812 Talk: Nutrient import through ABC transporters is essential for fitness of Escherichia coli during UTI

Seminar Details
Friday, March 5, 2021 - 12:00pm to 1:00pm

Speaker

Allyson Shea, PhD
Postdoctoral Research Fellow Lab PI - Mobley Lab
Microbiology and Immunology, Michigan Medicine

Location

Zoom Meeting: https://umich-health.zoom.us/j/94468353155?pwd=N2F5c0NYZkdtUHFTUW9NbkJiU0RaZz09

Meeting ID: 944 6835 3155  Passcode: 340574

For women in the United States, urinary tract infections (UTI) are the most frequent diagnosis in emergency departments, comprising 21.3% of total visits. The overwhelming majority of uncomplicated cases are caused by uropathogenic Escherichia coli (UPEC). Recent studies show that UPEC exhibit an extraordinarily rapid in vivo growth rate with an average doubling time of 22.4 minutes in patients. The urinary tract is a nutrient-restricted environment and bacterial pathogens must adapt their nutrient uptake and corresponding metabolic pathways to best utilize limited energy sources. However, the specific substrates and metabolites that support this rapid in vivo growth are still unknown, as well as the mechanisms UPEC uses to obtain these nutrients.

Bacteria acquire nutrients from their milieu using a variety of transporter systems.
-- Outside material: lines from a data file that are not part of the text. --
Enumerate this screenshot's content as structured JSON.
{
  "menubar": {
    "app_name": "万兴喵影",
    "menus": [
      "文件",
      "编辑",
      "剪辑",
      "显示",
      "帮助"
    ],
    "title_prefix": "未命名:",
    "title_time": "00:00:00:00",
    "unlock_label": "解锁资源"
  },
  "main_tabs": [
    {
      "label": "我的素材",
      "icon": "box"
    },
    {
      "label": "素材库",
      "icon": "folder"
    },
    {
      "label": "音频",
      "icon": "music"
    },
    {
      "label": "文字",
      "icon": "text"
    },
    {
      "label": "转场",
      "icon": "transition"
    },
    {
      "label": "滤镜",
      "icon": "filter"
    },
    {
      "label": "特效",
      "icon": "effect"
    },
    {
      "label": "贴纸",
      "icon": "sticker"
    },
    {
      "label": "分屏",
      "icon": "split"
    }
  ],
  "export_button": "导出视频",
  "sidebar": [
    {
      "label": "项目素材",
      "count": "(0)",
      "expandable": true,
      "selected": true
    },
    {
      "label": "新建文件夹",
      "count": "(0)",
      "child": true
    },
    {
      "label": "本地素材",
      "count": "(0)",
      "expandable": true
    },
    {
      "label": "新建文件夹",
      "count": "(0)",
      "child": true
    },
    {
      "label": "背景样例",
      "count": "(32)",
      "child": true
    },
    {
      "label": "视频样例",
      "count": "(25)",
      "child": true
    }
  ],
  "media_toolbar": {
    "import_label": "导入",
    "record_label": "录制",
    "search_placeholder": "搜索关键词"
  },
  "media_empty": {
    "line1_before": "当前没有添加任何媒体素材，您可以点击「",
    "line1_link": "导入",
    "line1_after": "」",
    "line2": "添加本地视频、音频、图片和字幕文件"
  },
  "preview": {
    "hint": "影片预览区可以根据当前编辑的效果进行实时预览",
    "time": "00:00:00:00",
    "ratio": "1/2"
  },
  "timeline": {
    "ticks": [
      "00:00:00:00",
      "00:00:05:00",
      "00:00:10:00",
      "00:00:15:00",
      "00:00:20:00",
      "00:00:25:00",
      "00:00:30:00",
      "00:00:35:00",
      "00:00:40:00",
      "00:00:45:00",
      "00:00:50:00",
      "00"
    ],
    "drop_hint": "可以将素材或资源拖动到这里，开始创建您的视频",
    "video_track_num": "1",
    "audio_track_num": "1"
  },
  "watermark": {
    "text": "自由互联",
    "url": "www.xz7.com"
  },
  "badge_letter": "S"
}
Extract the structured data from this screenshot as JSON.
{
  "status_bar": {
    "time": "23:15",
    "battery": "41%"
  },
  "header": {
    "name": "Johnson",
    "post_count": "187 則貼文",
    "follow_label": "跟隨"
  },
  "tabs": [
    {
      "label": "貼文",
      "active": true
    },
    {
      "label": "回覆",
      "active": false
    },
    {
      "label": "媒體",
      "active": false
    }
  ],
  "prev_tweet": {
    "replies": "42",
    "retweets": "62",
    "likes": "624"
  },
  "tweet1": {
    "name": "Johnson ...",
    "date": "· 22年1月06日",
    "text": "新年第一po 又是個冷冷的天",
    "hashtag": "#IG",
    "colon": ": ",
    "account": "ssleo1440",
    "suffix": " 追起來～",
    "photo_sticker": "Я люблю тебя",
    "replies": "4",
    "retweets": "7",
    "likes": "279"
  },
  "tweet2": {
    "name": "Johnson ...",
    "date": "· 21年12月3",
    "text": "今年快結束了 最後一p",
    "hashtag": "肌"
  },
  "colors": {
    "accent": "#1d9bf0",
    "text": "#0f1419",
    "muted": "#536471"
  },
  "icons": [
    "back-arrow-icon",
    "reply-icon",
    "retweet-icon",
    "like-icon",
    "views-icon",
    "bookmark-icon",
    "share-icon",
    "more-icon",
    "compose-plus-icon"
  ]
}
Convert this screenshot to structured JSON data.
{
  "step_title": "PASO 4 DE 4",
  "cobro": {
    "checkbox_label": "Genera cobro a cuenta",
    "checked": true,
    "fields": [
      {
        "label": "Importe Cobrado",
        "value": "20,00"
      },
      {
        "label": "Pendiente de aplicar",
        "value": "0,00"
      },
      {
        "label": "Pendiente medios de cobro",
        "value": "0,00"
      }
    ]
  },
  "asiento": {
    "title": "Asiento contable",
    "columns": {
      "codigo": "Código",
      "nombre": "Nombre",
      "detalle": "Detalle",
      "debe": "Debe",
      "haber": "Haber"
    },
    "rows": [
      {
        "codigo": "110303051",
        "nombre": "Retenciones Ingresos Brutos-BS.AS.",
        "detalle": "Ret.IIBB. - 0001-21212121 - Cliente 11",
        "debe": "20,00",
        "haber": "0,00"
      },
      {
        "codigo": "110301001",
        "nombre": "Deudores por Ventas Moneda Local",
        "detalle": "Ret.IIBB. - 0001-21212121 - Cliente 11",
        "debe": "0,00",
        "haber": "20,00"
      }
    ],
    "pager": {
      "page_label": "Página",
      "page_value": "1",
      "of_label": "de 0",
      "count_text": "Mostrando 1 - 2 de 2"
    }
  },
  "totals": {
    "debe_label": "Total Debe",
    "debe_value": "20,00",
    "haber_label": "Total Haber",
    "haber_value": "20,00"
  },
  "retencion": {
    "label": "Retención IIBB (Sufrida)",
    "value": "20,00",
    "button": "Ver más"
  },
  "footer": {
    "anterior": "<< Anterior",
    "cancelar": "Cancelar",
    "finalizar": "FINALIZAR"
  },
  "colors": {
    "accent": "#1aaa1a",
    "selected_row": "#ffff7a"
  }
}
In previous genome-wide screens, ~23% of fitness factors in prototype UPEC strain CFT073 were involved in transport machinery. Utilizing Tn-seq, we assessed 466 individual gene transposon mutants to identify transport systems that serve as host-specific fitness factors during UTI. ATP-binding cassette (ABC) transporters were found to have the greatest overall contribution during infection, representing 45%, 34%, and 47% of the fitness factors in the urine, bladder, and kidneys, respectively. Multiple genes were identified as fitness factors in twelve specific transport systems. These systems, which include uptake machinery for iron, zinc, branched chain amino acids (BCAA), and ribose, were subsequently deleted in a clean genetic background. These transport mutants were examined for growth in a variety of defined media, motility, fimbrial expression, and other phenotypic assays associated with uropathogenesis. Surprisingly, an annotated system for transporting branched chain amino acids (liv) had growth defects in glucose and glycerol as sole carbon sources. RNA-seq performed on bacteria collected directly from the urine of patients with UTI demonstrated that BCAA biosynthetic machinery was shut off while specific amino acid transport systems were upregulated. Similarly, loss of the liv transport system decreased bacterial motility and a BCAA uptake mutant displayed fitness defects in the urine and kidneys during UTI. We hypothesize that UPEC enact a scavenging lifestyle within the host niche during UTI, but redundant amino acid and peptide import systems make it difficult to eliminate bacterial uptake of preferred nutrients. This study will provide a better understanding of the mechanisms utilized for UPEC rapid growth during UTI and will illuminate potential avenues for therapeutic intervention.